Ticker Company Current Price
SOFI SoFi $7.58

SoFi Stock Will Eventually Sustain Rallies

SOFI Stock Chart Showing Eventual Upside Path
Source: Charts by TradingView

The problem isn’t with SOFI’s inability to rally; it has shown the propensity to rally. But several attempts have fizzled because of the group repellent effect. Basically if it fits the profile of a stock that Ark Invest likes, then Wall Street hates it now. Case in point, I bought SOFI $7.5 call options on March 14. The next day it embarked on a 35% rally, so my position doubled in value. Sadly, with April came a selloff that erased all of my gains and a tad extra.

Had I not booked some along the rise, I would have spun my wheels for nothing. This is the frustration that SOFI investors must be ready to endure for a few more weeks. Those who can do that will benefit from owning this stock for the long term. In my case, my intention was to hold it for the long term. And I have taken steps with my leftover position to do that. I still believe in its bullish thesis, especially if it’s part of a diverse portfolio.

The business opportunity in SoFi is attractive because it spans two lucrative areas of interest. First, the consumer sector has been on fire. The U.S. spending spree is feeding it from one end. Second is the financial technology opportunity, which is merely getting off the ground. Eventually, the world will almost exclusively transact digitally. This means that the opportunities for fintech companies are plentiful for decades.

Although it does not have the first mover advantage in either, those arenas are dynamic and full of potential. Old fintech dogs like Visa (NYSE:V), MasterCard (NYSE:MA) and American Express (NYSE:AXP) established the idea. By now, they are no longer the innovators, passing the torch to the likes of PayPal (NASDAQ:PYPL) and Block (NYSE:SQ). The next wave of innovation is likely to include SoFi and Affirm (NASDAQ:AFRM).

External Risks Are Headwinds

For the time being, investors are trying to settle their nerves over current risks.

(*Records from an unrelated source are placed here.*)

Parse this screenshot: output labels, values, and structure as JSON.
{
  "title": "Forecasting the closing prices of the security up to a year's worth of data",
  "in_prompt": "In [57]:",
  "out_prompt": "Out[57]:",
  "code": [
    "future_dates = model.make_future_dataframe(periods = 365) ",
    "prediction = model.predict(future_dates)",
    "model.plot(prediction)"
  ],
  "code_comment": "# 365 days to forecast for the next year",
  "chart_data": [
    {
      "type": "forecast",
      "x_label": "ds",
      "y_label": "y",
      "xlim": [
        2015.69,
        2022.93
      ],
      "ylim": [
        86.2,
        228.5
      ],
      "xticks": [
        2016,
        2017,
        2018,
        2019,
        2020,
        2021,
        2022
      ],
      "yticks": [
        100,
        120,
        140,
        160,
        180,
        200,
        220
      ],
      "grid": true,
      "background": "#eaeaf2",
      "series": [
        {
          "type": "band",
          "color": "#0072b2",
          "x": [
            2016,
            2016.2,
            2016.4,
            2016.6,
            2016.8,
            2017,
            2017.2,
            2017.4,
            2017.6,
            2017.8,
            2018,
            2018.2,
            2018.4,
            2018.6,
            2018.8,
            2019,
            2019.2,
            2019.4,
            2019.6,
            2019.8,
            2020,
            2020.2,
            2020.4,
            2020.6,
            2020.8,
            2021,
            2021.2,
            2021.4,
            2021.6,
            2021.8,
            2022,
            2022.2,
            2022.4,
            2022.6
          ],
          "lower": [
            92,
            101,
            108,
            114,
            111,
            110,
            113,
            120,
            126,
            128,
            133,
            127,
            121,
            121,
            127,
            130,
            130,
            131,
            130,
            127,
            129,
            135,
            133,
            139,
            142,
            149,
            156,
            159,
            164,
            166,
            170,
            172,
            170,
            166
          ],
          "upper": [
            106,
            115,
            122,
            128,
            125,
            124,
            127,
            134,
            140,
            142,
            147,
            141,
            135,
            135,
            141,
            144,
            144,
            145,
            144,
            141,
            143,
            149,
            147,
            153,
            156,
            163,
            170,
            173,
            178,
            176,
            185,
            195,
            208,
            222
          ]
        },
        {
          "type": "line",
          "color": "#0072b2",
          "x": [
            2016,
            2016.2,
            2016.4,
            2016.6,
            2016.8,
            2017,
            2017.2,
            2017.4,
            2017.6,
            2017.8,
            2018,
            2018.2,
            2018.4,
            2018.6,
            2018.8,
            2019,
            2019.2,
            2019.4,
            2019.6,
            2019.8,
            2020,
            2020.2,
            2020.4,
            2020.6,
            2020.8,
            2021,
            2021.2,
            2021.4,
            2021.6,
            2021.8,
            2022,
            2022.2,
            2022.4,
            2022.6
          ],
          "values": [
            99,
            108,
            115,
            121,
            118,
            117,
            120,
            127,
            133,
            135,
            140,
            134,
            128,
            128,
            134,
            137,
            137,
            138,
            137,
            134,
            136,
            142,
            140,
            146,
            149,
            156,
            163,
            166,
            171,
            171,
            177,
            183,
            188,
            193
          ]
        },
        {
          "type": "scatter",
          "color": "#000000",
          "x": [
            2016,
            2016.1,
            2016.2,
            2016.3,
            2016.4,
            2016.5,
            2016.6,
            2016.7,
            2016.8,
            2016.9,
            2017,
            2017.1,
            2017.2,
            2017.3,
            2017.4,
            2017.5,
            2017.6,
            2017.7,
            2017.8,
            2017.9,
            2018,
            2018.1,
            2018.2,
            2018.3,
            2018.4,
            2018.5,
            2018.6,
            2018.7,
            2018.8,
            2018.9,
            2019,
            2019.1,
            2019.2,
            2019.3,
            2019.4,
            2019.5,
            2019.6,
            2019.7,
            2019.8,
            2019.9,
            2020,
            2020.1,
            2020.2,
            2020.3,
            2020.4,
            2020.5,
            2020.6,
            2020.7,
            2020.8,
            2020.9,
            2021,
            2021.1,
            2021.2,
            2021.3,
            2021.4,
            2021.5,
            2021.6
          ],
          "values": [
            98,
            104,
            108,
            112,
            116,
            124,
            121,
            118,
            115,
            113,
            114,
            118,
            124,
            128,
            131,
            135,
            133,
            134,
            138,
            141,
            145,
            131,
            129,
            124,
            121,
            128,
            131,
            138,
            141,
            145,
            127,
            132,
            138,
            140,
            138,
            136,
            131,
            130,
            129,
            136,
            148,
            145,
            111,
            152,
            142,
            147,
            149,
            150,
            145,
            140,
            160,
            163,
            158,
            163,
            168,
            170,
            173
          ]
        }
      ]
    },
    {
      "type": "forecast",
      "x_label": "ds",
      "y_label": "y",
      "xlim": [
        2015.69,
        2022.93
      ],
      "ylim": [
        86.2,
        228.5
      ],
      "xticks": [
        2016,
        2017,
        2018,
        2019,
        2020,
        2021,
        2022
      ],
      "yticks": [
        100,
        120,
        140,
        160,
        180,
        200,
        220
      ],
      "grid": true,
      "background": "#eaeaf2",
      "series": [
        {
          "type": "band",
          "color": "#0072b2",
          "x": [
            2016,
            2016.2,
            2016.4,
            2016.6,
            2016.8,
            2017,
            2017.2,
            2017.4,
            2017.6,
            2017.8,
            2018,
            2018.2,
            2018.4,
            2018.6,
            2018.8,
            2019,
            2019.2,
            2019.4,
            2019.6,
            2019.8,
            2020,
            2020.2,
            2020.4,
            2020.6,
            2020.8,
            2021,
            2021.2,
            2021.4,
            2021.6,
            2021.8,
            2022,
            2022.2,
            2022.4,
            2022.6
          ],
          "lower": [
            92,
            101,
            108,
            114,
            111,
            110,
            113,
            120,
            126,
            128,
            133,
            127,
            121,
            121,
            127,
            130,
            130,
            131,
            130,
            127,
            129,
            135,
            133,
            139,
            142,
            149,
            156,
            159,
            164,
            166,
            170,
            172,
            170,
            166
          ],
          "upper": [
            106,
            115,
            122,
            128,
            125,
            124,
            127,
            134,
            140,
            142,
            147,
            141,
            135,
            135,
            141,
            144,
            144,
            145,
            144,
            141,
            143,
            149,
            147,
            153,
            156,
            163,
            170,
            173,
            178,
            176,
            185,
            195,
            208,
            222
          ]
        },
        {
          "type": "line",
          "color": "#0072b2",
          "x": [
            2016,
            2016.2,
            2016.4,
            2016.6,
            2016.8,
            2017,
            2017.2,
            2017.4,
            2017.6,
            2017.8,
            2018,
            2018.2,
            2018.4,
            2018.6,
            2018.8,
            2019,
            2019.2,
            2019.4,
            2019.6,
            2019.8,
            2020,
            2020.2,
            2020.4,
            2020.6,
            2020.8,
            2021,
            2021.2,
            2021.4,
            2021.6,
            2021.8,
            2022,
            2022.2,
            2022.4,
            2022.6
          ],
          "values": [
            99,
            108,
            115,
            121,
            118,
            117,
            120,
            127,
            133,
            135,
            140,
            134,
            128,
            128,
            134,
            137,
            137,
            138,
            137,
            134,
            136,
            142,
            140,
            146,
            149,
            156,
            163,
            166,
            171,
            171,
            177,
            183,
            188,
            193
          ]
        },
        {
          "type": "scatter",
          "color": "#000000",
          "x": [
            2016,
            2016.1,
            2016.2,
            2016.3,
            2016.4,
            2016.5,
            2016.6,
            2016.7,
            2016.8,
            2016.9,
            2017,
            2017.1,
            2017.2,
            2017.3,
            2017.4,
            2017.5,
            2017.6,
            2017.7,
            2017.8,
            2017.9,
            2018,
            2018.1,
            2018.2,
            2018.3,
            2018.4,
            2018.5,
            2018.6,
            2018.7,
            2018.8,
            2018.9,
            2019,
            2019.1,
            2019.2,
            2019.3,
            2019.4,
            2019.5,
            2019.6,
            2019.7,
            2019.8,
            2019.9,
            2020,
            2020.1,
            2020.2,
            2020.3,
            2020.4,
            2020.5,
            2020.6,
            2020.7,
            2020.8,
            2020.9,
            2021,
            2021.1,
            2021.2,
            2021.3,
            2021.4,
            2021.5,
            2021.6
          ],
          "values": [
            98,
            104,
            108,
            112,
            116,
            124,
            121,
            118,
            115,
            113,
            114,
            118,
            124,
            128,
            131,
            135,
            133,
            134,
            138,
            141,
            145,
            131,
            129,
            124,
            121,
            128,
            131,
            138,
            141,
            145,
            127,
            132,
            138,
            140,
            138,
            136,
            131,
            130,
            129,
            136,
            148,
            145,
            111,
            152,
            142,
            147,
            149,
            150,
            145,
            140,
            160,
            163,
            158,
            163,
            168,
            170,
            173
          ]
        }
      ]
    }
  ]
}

The Ukraine war and the enemy central banks are formidable threats. So traders are quick to hit the sell button, and stocks are likely to whipsaw a bit. The worries create a weak overall conviction status despite a strong economy. Therefore, retail investors are less likely to hang on to risky stocks.

Eventually, there will be enough gumption to step back into SoFi-like stocks. In the meantime, the opportunity window remains open to look far out past the clutter. I would consider SOFI stock an investment for the long term, but not all at once. Although I’m confident of the ultimate success of the business, I am iffy about the timing.

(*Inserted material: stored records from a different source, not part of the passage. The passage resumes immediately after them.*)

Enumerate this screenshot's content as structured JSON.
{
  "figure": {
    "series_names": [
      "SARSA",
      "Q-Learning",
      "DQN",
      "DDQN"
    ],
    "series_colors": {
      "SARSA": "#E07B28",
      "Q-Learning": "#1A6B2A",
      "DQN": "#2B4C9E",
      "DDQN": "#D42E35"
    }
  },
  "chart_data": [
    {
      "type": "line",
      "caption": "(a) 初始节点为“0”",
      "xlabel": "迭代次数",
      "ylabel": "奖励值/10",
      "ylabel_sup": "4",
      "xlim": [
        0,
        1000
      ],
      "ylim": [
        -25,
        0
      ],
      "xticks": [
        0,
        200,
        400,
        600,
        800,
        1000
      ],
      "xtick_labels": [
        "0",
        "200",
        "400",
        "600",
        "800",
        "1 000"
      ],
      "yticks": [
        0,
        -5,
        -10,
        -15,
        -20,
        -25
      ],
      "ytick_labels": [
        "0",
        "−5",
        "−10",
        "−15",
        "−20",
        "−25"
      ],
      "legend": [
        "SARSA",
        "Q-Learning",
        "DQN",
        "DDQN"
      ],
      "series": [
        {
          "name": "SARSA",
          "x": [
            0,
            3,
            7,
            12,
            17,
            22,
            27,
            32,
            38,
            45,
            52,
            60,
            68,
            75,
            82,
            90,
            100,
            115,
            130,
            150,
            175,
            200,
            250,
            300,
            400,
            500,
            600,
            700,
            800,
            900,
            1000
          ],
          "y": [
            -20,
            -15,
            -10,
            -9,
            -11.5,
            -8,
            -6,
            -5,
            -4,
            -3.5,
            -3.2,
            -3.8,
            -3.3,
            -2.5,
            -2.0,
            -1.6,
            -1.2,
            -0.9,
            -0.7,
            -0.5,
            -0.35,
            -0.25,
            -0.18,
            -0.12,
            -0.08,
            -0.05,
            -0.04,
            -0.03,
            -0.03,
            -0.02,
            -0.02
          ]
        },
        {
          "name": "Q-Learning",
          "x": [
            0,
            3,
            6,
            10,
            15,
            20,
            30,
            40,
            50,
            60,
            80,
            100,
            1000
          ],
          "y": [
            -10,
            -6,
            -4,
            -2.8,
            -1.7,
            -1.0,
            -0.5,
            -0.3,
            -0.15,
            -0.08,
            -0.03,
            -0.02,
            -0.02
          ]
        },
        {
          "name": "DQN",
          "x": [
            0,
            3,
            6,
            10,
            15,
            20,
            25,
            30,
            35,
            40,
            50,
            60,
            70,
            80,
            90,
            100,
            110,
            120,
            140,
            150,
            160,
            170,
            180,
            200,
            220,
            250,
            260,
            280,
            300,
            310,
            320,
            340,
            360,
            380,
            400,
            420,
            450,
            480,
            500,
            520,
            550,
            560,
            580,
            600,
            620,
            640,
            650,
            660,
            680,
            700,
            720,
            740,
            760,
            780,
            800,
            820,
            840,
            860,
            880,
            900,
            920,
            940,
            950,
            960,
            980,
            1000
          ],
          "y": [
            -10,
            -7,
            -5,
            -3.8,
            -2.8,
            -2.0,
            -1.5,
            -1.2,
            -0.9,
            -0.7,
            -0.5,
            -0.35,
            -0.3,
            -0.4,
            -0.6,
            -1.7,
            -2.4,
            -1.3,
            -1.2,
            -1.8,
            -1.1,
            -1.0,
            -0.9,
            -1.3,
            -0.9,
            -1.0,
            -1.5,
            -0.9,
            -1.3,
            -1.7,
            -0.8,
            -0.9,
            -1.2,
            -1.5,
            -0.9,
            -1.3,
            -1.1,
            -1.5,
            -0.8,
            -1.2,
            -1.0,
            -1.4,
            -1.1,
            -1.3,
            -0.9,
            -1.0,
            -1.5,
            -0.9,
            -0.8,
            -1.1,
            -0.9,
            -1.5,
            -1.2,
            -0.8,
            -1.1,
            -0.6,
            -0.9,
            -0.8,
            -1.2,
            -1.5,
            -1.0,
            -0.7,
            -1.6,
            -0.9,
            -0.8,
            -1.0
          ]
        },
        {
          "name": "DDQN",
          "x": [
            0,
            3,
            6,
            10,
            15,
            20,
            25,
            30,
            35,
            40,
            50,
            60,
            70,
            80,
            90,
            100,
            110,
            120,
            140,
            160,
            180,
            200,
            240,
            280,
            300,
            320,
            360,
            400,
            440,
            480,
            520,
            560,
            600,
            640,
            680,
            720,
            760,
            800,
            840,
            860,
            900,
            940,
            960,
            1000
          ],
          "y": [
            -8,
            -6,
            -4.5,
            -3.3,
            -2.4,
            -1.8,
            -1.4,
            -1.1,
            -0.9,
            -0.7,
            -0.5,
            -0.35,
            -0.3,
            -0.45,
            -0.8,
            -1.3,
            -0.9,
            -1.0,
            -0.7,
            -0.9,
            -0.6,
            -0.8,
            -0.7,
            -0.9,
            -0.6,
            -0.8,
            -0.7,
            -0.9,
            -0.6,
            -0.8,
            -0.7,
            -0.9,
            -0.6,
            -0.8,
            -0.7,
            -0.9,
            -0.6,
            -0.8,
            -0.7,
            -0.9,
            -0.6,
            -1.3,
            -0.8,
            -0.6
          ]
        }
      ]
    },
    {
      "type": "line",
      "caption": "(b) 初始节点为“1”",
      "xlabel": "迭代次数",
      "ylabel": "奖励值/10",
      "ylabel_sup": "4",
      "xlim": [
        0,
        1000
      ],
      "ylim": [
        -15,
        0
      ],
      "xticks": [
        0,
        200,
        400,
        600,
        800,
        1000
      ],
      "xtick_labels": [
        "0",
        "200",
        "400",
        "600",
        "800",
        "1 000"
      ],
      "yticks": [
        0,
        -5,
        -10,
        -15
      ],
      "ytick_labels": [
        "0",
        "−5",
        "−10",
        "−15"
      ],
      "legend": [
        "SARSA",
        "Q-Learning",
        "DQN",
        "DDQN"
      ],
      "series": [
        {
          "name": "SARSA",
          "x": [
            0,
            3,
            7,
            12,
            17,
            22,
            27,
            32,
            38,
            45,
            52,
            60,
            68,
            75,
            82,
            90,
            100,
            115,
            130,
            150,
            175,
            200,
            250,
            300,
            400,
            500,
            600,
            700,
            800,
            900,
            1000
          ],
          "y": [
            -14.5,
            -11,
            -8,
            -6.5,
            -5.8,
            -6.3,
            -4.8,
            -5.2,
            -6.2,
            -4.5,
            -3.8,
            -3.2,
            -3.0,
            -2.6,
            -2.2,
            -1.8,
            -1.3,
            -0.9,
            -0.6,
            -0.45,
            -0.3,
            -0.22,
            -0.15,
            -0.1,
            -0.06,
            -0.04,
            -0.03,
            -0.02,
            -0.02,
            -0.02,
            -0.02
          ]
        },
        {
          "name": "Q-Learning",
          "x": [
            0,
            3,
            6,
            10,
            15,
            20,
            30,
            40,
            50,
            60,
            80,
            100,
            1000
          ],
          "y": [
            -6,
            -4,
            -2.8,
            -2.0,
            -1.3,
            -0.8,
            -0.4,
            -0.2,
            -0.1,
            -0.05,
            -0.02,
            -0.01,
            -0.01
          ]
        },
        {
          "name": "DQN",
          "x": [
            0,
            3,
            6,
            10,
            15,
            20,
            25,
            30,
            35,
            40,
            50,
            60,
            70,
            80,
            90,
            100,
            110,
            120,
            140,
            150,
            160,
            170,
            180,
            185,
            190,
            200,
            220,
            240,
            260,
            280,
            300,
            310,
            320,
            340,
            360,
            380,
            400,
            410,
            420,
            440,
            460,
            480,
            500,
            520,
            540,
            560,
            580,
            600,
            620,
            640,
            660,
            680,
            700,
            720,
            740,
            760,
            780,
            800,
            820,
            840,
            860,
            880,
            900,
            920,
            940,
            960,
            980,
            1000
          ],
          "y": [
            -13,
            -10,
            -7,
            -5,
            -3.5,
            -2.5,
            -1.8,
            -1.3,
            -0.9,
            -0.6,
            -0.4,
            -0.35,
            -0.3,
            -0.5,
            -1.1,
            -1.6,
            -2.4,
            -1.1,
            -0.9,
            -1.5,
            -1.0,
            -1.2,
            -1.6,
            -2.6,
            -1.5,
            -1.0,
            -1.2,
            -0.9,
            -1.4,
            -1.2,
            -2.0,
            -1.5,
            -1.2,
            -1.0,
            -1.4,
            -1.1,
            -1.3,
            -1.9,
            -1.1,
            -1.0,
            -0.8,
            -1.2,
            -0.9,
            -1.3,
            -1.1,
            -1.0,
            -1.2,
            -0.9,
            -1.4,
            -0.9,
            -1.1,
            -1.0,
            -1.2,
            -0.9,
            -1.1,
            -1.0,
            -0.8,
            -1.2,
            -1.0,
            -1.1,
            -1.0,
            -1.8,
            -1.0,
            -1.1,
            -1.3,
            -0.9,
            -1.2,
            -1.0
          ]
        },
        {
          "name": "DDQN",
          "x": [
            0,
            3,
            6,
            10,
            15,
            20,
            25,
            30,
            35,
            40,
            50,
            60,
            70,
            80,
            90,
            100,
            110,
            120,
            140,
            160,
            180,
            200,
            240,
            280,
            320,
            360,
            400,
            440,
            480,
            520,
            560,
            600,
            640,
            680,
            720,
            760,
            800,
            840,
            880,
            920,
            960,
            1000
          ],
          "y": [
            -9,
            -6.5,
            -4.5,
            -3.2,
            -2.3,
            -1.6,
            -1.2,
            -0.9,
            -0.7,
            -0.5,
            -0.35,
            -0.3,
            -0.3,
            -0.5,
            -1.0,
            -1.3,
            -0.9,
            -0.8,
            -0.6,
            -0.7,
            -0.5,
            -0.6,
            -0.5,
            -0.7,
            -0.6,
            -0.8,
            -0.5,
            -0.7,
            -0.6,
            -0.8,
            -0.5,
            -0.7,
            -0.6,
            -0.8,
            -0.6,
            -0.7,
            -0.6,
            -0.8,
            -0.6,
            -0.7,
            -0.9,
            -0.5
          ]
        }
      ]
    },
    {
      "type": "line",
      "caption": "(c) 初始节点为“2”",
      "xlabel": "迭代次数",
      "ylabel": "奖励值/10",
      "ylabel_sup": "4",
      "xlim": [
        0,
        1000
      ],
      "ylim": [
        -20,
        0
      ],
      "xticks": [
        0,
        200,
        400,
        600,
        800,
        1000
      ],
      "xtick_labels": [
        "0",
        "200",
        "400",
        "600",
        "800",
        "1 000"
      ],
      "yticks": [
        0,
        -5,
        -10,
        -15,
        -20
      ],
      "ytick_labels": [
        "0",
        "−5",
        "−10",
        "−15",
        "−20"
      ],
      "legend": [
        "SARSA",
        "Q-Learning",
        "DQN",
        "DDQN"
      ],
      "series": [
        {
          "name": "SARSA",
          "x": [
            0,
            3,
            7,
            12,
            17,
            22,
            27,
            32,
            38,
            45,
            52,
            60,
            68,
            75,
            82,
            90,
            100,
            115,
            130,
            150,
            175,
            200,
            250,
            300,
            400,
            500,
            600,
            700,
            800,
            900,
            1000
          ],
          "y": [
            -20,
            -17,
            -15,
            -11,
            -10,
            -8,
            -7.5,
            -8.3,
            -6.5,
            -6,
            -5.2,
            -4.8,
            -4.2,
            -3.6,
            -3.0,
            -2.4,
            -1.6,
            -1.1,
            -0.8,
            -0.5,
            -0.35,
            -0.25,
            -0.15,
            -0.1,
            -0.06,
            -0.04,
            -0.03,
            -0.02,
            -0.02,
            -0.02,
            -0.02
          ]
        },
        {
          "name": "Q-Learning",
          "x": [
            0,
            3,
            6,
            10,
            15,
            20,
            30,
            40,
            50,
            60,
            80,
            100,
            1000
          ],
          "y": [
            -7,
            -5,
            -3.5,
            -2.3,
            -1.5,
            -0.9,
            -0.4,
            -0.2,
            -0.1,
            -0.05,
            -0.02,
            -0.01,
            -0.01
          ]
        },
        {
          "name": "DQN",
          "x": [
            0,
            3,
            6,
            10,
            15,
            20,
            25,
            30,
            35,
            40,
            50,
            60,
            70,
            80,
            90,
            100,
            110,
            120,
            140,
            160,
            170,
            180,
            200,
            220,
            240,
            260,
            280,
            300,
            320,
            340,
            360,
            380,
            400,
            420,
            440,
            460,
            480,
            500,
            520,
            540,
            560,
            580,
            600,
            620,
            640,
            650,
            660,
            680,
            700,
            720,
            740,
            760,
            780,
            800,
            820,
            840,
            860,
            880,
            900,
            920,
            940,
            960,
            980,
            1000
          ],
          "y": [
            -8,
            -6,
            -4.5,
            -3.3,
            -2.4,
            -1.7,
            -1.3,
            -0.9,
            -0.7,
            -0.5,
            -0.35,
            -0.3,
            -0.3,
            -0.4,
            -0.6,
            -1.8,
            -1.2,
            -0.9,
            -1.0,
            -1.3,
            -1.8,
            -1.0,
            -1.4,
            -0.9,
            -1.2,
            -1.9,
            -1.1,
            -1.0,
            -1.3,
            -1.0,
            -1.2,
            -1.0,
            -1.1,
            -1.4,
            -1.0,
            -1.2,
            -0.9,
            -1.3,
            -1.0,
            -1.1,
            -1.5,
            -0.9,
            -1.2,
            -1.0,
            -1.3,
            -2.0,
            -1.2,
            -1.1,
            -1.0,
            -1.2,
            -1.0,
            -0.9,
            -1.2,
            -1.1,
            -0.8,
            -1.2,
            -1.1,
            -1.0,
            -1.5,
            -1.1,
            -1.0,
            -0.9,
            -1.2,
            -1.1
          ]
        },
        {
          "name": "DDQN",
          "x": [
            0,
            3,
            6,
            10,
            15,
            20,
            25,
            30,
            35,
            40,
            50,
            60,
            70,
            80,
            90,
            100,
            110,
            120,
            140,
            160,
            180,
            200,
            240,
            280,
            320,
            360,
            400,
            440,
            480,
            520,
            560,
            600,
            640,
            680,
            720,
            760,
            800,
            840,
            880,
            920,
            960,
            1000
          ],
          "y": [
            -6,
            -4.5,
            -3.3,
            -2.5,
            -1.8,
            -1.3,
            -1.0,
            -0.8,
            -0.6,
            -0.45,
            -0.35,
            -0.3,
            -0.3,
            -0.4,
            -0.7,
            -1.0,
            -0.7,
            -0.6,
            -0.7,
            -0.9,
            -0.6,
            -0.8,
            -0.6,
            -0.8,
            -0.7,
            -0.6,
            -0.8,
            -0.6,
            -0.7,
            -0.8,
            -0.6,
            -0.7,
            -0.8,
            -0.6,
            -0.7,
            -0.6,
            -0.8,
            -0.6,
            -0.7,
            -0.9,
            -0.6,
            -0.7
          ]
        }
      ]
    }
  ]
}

They don’t ring bells at perfect bottoms, so I should leave room to add more later with more clarity. I’m not one to chase headlines, but a global war would change the game for all profit and loss statements. It is imperative that I respect the risk that comes from such news. Investors who remain humble are less likely vulnerable to blind sides. Stocks don’t trade in a vacuum, they follow market trends.

According to Yahoo Finance, the experts don’t provide much clarity on SOFI’s opportunity. The average price target is now twice as much as the current price. One could perhaps draw the conclusion that they collectively believe it’s worth more than its current price.

On the date of publication, Nicolas Chahine held USDC, SOL and ETH. The opinions expressed in this article are those of the writer, subject to the Publishing Guidelines.